Western Nebraska Observer - Observations all along the line - Kimball & the Southern Panhandle First

Pioneer Family Spirit: Barretts Have It

 

August 19, 2021

Daria Anderson-Faden

The Dan and Linda Barrett family.

Since the 1950s, the Aksarben Foundation has been celebrating Nebraska farm families with its tradition of awarding Pioneer and Heritage Farm Family Awards.

Banner County residents Dan and Linda Barrett were awarded this year with the Pioneer Farm Family Award, which recognizes 100 years of ownership. The award is presented by the Aksarben Foundation in partnership with the Nebraska Farm Bureau and the Nebraska Association of Fair Managers.

Below is Dan Barrett's application information for the Pioneer Award:

"Anderson and Bertha Barrett bought the farm from Robert and Fred Garrard in June 1921, after leasing the farm a year before that. Anderson and Bertha bought a farm for each of their sons. The family moved to the farm in September of 1920, the same day Dan's Aunt Bertha was born on the farm. She lives in Cheyenne yet today.  More ground was bought from the Garrards in the following years, and five Barrett descendants still own the original ground today except for a half section.

"The Barrett farm is always associated with the unique stone barn that dominates the farmstead.

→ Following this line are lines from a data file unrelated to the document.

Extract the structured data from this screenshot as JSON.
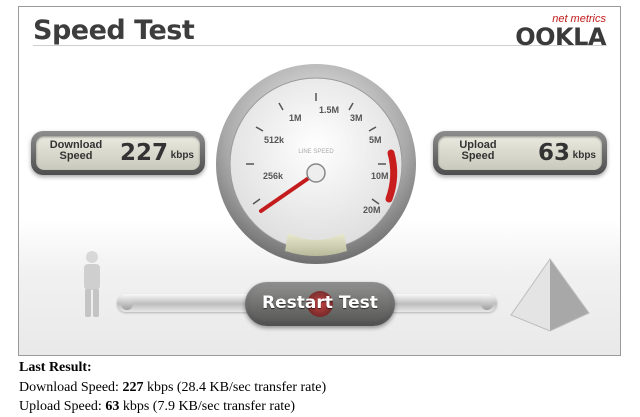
{
  "app": {
    "title": "Speed Test",
    "logo": {
      "tagline": "net metrics",
      "word": "OOKLA"
    }
  },
  "download_panel": {
    "label_line1": "Download",
    "label_line2": "Speed",
    "value": "227",
    "unit": "kbps"
  },
  "upload_panel": {
    "label_line1": "Upload",
    "label_line2": "Speed",
    "value": "63",
    "unit": "kbps"
  },
  "gauge": {
    "ticks": [
      "256k",
      "512k",
      "1M",
      "1.5M",
      "3M",
      "5M",
      "10M",
      "20M"
    ],
    "caption": "LINE SPEED"
  },
  "restart_button": {
    "label": "Restart Test"
  },
  "results": {
    "heading": "Last Result:",
    "download_label": "Download Speed:",
    "download_value": "227",
    "download_rest": "kbps (28.4 KB/sec transfer rate)",
    "upload_label": "Upload Speed:",
    "upload_value": "63",
    "upload_rest": "kbps (7.9 KB/sec transfer rate)"
  },
  "colors": {
    "accent_red": "#c41c1c",
    "panel_dark": "#4e4e4e",
    "display_bg": "#dcdcd0"
  }
}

The Garrard brothers built this in their earlier homestead years. It is built from native limestone, which was hauled from the Blake place just over a mile north. There are very large stones over doors as headers.  The story of how they got these in place seems unfeasible to me, but it is the story that came with the barn. The Garrard's built a catwalk along the barn wall and they allegedly used a blind mule to drag the large rocks to their desired position. They then rolled the stone from the catwalk to the growing barn wall.

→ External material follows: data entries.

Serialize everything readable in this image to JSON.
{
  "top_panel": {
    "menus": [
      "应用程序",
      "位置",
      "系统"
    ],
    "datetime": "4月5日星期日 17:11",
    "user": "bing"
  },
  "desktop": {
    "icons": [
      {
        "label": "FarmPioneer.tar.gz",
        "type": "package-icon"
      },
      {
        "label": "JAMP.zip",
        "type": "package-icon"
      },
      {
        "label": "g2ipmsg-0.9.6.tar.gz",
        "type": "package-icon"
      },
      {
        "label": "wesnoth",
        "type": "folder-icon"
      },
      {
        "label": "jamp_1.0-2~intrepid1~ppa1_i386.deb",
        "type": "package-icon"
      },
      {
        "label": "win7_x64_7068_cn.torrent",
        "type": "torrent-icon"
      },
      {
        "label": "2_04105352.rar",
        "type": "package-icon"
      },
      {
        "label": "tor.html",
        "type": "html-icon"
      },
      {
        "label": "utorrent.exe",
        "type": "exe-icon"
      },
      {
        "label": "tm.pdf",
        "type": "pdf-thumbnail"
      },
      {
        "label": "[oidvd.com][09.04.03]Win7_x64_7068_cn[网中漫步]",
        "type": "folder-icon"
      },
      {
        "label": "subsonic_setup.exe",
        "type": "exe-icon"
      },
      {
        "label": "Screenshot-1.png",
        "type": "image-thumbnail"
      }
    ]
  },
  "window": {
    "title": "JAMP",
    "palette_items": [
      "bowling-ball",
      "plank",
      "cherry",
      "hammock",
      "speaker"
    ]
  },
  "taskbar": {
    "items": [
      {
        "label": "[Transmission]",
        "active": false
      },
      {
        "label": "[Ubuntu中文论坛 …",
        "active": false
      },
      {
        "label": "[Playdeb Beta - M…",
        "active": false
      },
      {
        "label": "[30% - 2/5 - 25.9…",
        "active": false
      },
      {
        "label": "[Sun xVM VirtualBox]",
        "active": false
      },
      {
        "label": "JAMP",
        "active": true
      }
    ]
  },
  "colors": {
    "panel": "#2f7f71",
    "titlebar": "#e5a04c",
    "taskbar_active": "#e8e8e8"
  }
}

"We were always told stories about summer and fall community get togethers and dances held in the hayloft of the barn. Men would load Grandma's piano in a truck, back it up to a hayloft window and muscle the piano from the truck to the hayloft. I suppose in the depths of the depression these get togethers were welcome reprieves from their struggles to survive the dirty '30s.

"Grandpa had many hired men in the summers and as a small kid I can recall numerous of these men stopping in to call on Grandpa. Not hardly any of them didn't remark about if there was nothing else to do, you got two buckets and hauled water to Grandpa's cherry and apple trees behind the house."